BJW v Department of Communities (Child Safety Services)
[2010] QCAT 672
•20 December 2010
| CITATION: | BJW v Department of Communities (Child Safety Services) [2010] QCAT 672 |
| PARTIES: | BJW |
| v | |
| Department of Communities (Child Safety Services) |
| APPLICATION NUMBER: | CML153-10 |
| MATTER TYPE: | Children’s matters |
| HEARING DATE: | 20 December 2010 |
| HEARD AT: | Brisbane |
| DECISION OF: | C Endicott, senior member |
| DELIVERED ON: | 20 December 2010 |
| DELIVERED AT: | Brisbane |
ORDERS MADE: | Application for review is dismissed |
| CATCHWORDS : | CHILD PROTECTION – application to review decision about contact - child not in the care of the respondent – no jurisdiction to review decision made by Children’s Court – application has no substance – early end to the proceedings- section 47 of the Queensland Civil and Administrative Tribunal Act 2009. |
APPEARANCES and REPRESENTATION (if any):
The hearing took place on the papers in the absence of the parties.
REASONS FOR DECISION
On 22 September 2010 BJW lodged an application with the tribunal to review a decision made by the Department of Communities (Child Safety Services) about his contact with his daughter.
On 1 October 2010 the tribunal registry was informed by the Department that no decision had been made by the Department about contact between BJW and his daughter. The tribunal registry was informed that child protection proceedings about BJW’s daughter were then currently in the Children’s Court and that an interim order had been made by the Children’s Court on 30 September 2010 directing BJW not to have contact with the child other than when supervised by an authorised officer.
The tribunal registry was informed that the child was not in the custody of the Department and that the Department had no authority to make any contact decisions about the child. The Department submitted that there had been no reviewable decision made by the Department and that the application for review should be dismissed.
On 2 December 2010 an officer in the tribunal registry wrote to BJW and asked for submissions as to why the review application should proceed in the tribunal. On 3 December 2010 BJW telephoned the tribunal registry and was told that the contact restrictions had been imposed by the Children’s Court and the tribunal could not review the decisions of the Court.
On 6 December 2010 the tribunal registry wrote to BJW informing him that the child was not in the care of the Department and that the tribunal had no jurisdiction to proceed with the review. BJW was informed that the tribunal would consider the application on the papers after 17 December 2010. There was no response from BJW to that letter.
Under section 247 of the Child Protection Act 1999 the tribunal is given jurisdiction to review decisions which are described as reviewable decisions. Schedule 2 of that Act sets out the category of decisions that are reviewable decisions. Included in the category of reviewable decisions are decisions made under section 87 of the Child Protection Act 1999 by which the chief executive of the Department of Communities has restricted or imposed conditions on contact between a parent and a child.

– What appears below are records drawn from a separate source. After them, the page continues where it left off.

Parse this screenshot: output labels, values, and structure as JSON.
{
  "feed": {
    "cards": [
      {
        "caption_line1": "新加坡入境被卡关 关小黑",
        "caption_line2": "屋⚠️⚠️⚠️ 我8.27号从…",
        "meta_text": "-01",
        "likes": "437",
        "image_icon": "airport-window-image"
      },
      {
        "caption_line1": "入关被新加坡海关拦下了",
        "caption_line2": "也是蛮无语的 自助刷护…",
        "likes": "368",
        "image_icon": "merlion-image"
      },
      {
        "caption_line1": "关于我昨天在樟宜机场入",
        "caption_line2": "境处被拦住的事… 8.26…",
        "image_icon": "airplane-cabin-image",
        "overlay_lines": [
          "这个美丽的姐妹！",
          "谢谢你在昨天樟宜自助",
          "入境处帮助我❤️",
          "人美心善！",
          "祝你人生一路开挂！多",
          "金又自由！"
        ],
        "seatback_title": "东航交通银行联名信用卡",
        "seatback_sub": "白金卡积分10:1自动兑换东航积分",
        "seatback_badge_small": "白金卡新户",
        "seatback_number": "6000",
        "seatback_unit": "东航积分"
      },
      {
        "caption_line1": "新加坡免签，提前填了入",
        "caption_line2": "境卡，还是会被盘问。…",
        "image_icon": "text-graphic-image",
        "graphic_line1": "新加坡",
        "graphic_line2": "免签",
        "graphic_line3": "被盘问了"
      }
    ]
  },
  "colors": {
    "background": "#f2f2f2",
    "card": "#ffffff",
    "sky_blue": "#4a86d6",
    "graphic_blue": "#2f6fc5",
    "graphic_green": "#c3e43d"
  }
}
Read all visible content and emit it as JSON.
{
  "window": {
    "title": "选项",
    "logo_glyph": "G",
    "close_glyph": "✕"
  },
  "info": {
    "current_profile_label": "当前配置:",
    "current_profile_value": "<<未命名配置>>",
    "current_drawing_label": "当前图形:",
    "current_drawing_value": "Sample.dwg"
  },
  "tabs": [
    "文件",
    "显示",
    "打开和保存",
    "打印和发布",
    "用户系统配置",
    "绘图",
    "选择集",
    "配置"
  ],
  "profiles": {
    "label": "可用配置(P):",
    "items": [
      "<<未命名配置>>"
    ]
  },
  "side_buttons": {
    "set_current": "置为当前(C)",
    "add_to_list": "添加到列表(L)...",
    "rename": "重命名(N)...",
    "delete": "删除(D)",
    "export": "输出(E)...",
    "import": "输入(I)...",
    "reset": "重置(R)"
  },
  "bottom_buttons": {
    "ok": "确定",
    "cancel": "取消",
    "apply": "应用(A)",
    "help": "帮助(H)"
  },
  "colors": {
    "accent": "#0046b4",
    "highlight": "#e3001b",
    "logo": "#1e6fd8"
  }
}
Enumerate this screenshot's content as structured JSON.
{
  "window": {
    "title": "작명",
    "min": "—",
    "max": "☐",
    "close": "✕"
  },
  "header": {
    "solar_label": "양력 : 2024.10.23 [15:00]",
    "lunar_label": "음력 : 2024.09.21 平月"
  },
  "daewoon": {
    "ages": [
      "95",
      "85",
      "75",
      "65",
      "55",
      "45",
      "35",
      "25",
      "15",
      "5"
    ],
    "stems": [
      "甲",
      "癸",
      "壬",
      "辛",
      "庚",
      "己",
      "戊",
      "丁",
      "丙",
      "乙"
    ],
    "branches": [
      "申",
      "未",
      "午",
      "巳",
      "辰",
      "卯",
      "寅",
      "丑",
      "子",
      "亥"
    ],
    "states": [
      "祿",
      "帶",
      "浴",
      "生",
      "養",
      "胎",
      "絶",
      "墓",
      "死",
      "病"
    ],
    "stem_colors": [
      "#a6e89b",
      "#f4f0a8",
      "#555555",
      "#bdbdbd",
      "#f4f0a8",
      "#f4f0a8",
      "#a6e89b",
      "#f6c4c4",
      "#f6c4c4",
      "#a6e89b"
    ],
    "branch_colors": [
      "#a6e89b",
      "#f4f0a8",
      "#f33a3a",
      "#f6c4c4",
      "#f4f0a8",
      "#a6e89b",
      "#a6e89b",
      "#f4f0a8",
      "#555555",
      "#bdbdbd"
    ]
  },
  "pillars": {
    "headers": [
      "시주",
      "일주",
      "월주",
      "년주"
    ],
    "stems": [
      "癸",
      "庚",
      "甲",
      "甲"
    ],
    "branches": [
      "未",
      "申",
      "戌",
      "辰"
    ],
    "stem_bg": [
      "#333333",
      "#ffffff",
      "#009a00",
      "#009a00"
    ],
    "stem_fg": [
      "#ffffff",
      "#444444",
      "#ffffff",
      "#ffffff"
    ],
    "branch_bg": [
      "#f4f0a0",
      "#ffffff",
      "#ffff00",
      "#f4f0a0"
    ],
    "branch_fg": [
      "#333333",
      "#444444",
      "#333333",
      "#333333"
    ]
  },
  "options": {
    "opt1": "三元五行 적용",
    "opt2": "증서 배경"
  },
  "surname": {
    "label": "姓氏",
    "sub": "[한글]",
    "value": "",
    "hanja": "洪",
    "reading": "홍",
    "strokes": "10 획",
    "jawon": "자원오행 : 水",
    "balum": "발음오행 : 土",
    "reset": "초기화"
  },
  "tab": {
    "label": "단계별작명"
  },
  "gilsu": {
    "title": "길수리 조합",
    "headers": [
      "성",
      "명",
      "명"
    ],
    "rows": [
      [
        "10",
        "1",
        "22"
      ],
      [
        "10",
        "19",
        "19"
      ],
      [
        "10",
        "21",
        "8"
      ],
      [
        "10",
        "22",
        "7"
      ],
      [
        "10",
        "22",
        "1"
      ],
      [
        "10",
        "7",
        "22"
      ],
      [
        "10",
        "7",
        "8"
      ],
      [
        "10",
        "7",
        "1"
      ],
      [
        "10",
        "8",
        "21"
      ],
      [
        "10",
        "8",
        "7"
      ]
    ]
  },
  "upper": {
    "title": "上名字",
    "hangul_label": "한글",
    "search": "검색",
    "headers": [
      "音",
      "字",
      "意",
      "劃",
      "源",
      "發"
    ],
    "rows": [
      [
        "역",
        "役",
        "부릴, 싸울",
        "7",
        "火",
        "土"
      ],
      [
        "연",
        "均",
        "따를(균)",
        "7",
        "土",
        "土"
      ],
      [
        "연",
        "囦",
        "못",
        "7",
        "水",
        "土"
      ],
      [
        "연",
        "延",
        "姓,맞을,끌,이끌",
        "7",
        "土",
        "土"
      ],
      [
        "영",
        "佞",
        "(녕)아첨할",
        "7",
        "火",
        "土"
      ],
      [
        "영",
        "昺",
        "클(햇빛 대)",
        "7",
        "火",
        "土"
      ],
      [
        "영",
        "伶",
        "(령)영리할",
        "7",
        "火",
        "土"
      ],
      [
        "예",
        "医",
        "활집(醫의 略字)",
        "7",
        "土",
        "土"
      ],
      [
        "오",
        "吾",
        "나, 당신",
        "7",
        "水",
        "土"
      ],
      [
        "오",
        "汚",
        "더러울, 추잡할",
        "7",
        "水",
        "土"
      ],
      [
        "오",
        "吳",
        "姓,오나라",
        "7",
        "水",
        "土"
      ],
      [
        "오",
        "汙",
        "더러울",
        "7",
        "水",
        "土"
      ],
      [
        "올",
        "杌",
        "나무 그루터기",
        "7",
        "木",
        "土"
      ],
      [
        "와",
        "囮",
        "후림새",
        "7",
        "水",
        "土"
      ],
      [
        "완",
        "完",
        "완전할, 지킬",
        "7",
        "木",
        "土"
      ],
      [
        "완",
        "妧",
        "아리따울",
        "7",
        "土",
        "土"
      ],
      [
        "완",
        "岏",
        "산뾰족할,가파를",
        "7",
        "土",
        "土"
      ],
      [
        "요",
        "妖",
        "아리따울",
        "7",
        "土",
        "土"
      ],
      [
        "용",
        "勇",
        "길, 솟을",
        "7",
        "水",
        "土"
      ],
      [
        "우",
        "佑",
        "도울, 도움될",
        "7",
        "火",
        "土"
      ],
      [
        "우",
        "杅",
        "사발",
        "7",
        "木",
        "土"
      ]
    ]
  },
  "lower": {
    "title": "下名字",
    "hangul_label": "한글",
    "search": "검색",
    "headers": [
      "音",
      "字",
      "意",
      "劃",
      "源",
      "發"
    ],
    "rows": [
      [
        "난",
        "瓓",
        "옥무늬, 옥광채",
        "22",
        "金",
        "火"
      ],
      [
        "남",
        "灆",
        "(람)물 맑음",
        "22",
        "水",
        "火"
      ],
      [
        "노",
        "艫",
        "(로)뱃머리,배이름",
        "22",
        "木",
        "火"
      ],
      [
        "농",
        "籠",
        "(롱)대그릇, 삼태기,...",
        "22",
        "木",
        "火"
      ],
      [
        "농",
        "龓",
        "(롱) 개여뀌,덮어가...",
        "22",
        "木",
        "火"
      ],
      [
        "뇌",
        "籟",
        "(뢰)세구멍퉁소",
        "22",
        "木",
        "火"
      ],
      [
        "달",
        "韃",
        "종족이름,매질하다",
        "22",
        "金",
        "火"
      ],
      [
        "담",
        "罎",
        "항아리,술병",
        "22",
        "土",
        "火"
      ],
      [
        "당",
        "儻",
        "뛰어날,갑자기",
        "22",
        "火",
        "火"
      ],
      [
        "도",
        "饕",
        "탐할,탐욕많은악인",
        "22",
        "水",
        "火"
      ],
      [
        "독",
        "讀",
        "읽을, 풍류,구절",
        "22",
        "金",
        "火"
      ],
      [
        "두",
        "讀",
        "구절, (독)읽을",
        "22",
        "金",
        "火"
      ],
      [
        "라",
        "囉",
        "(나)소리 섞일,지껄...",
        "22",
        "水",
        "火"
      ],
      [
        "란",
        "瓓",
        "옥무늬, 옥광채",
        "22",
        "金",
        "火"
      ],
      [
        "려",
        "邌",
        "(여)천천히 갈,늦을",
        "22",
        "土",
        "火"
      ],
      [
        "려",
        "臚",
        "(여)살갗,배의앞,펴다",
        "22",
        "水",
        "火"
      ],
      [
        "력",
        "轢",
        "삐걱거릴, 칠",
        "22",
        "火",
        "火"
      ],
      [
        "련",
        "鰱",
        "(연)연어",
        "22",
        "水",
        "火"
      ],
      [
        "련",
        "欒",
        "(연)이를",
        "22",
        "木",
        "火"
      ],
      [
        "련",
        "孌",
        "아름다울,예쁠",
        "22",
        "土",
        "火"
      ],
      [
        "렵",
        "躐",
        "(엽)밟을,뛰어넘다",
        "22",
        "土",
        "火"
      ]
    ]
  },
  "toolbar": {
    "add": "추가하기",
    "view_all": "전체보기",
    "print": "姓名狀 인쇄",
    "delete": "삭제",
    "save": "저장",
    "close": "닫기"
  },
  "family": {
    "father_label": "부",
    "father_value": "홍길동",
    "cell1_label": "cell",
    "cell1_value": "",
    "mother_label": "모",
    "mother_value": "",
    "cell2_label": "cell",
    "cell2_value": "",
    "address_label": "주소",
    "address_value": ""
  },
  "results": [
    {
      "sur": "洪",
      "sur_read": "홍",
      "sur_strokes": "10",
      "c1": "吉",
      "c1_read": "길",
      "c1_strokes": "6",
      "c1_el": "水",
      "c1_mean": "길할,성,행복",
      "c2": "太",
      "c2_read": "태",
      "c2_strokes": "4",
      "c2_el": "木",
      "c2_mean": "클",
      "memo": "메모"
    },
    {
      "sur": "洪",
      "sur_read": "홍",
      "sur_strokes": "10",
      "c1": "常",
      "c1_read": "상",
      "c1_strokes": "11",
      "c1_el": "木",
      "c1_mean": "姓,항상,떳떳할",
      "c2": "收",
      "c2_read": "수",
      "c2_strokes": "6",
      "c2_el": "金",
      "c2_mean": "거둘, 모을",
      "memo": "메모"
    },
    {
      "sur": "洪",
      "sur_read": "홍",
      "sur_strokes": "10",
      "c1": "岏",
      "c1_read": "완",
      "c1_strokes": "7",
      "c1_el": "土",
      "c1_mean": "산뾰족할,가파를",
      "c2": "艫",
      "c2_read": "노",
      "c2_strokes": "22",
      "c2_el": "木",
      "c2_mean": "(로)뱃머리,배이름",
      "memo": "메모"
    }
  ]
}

Section 87 is found in Division 4 of Part 6 of that Act. Section 81 states that the sections in Division 4 apply if the chief executive of the Department has custody or guardianship of a child under the Act. If a child is not in the custody of the chief executive of the Department then there is no power by which the Department can make contact decisions about that child.
BJW’s daughter was not in the custody of the Department as of 22 September 2010. There had been no reviewable decision made by the Department under section 87 of the Child Protection Act 1999 about her as of 22 September 2010. The Children’s Court subsequently made an order restricting contact between BJW’s daughter and BJW on 30 September 2010 but the tribunal has no jurisdiction to review decisions made by the Children’s Court.
Section 47 of the Queensland Civil and Administrative Tribunal Act 2009 gives the tribunal power to bring a proceeding to an early end if the tribunal considers that an application is frivolous, vexatious or misconceived or is lacking in substance or is otherwise an abuse of process.
10. The tribunal has an obligation to deal with matters in a way that is accessible, fair, just, economical, informal and quick. For the reasons set out in paragraph 8, this review application is lacking in substance as there is no reviewable decision made by the Department about BJW’s daughter. To continue with the review would be an abuse of process. It is appropriate to bring an early end to the review application under section 47.
11. The review application must be dismissed in accordance with section 47 of the Queensland Civil and Administrative Tribunal Act 2009.